Ed. Rageot, collection : Bibliothèque de l’amitié – Cadets
ISBN 2-7002-0100-0
A partir de 8 ans.
Quand on devient parent, on se demande ce qu’on pourrait bien faire lire à nos enfants… Quoique par moment représentatif d’une époque révolue, « Je m’appelle Joséphine » est un vrai petit bijou.
A lire !
C’est l’histoire d’une petite fille qui se nomme Anna Gray. Anna Gray trouve son nom et son prénom trop « adulte » et décide de les échanger contre un Joséphine Joandersson, plus rigolo.
Joséphine est la dernière née d’un pasteur qui préfère être appelé « père » plutôt que papa.
Joséphine trouve les adultes injustes et méchants, tout cela à cause d’une vague histoire de papillons découpés dans le voile de (future) mariée de sa sœur Agnès. Elle décide de s’enfuir pour
leur faire de la peine à tous ! Pendant son cheminement, elle s’imagine devoir travailler pour pouvoir subvenir à ses besoins, peut-être même mourir de faim et s’apitoie sur son sort lorsqu’elle
rencontre une dame au profil de sorcière : Granny Lyra !
Granny Lyra plaint la « pauvre » petite Joséphine qui trouve ses propos agréables et justes. Joséphine se confie et brode des horreurs sur vie au sein du presbytère. Elle aperçoit une boîte de
laquelle s’échappent des petits cris de chatons et s’imagine que la vieille femme va les tuer. Effrayée, elle profite d’un moment de solitude pour s’enfuir avec le carton sous le bras.

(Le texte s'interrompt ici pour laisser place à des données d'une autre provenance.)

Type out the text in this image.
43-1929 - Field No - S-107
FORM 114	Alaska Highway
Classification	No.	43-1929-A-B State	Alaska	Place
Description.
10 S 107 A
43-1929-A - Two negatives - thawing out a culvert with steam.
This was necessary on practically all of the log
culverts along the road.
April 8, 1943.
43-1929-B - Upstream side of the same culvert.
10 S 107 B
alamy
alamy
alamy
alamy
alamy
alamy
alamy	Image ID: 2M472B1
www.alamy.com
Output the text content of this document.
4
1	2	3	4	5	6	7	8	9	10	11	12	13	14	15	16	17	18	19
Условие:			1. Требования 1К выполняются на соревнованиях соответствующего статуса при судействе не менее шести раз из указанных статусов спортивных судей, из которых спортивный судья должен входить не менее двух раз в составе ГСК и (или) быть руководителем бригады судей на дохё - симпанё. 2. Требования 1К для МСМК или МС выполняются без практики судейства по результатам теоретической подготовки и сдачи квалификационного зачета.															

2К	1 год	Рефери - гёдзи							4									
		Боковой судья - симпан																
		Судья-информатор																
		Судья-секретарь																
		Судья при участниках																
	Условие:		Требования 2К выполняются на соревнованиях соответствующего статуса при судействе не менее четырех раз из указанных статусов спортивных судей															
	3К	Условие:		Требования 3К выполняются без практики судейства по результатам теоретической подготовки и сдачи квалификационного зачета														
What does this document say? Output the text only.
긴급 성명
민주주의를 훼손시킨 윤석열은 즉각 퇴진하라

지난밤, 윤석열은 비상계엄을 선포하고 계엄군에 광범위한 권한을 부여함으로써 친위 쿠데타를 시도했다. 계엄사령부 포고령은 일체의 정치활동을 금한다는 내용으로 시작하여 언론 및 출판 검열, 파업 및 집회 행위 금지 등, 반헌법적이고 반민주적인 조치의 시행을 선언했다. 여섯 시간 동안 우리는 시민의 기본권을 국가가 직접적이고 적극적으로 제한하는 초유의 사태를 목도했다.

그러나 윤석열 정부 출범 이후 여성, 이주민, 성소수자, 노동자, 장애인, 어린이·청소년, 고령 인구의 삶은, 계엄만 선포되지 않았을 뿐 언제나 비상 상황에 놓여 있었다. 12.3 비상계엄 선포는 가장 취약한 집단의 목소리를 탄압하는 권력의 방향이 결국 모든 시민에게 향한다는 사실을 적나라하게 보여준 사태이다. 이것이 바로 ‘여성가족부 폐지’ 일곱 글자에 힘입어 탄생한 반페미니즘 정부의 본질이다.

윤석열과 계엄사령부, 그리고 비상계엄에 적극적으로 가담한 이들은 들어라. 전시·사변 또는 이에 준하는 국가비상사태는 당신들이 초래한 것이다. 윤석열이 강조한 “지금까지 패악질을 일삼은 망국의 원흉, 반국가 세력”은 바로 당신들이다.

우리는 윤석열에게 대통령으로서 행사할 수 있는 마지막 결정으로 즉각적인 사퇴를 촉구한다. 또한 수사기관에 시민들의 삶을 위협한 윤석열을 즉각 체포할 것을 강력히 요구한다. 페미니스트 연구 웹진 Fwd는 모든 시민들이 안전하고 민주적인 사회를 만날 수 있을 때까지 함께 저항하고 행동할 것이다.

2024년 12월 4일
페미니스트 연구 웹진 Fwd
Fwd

La pluie tombe et Joséphine croise son futur beau frère, Eric. Joséphine ne l’aime pas mais, elle accepte de monter en voiture avec lui pour retourner à la maison. Dans la voiture, le jeune homme
s’ouvre à Joséphine et lui dit qu’il apporte un voile de mariée qui se transmet de génération en génération dans sa famille. Il espère qu’Agnès acceptera de le porter !
Ouf !
« Je m’appelle Joséphine » c’est aussi :
Des injustices sociales : pour s’intégrer à la jeunesse du village, Joséphine crâne et mâche du chewing gum longtemps et finit par se faire mal aux mâchoires !
De l’aventure : elle manque de se noyer dans une rivière et est sauvée par Dieu lui-même, enfin presque !
Du people : Joséphine rencontre le Roi !
De l’amitié : Granny Lyra offre des sucreries et une poupée à Joséphine !
De l’horreur : Joséphine bourre des petits gâteaux dans la bouche de la poupée, et « ça fouette grave» !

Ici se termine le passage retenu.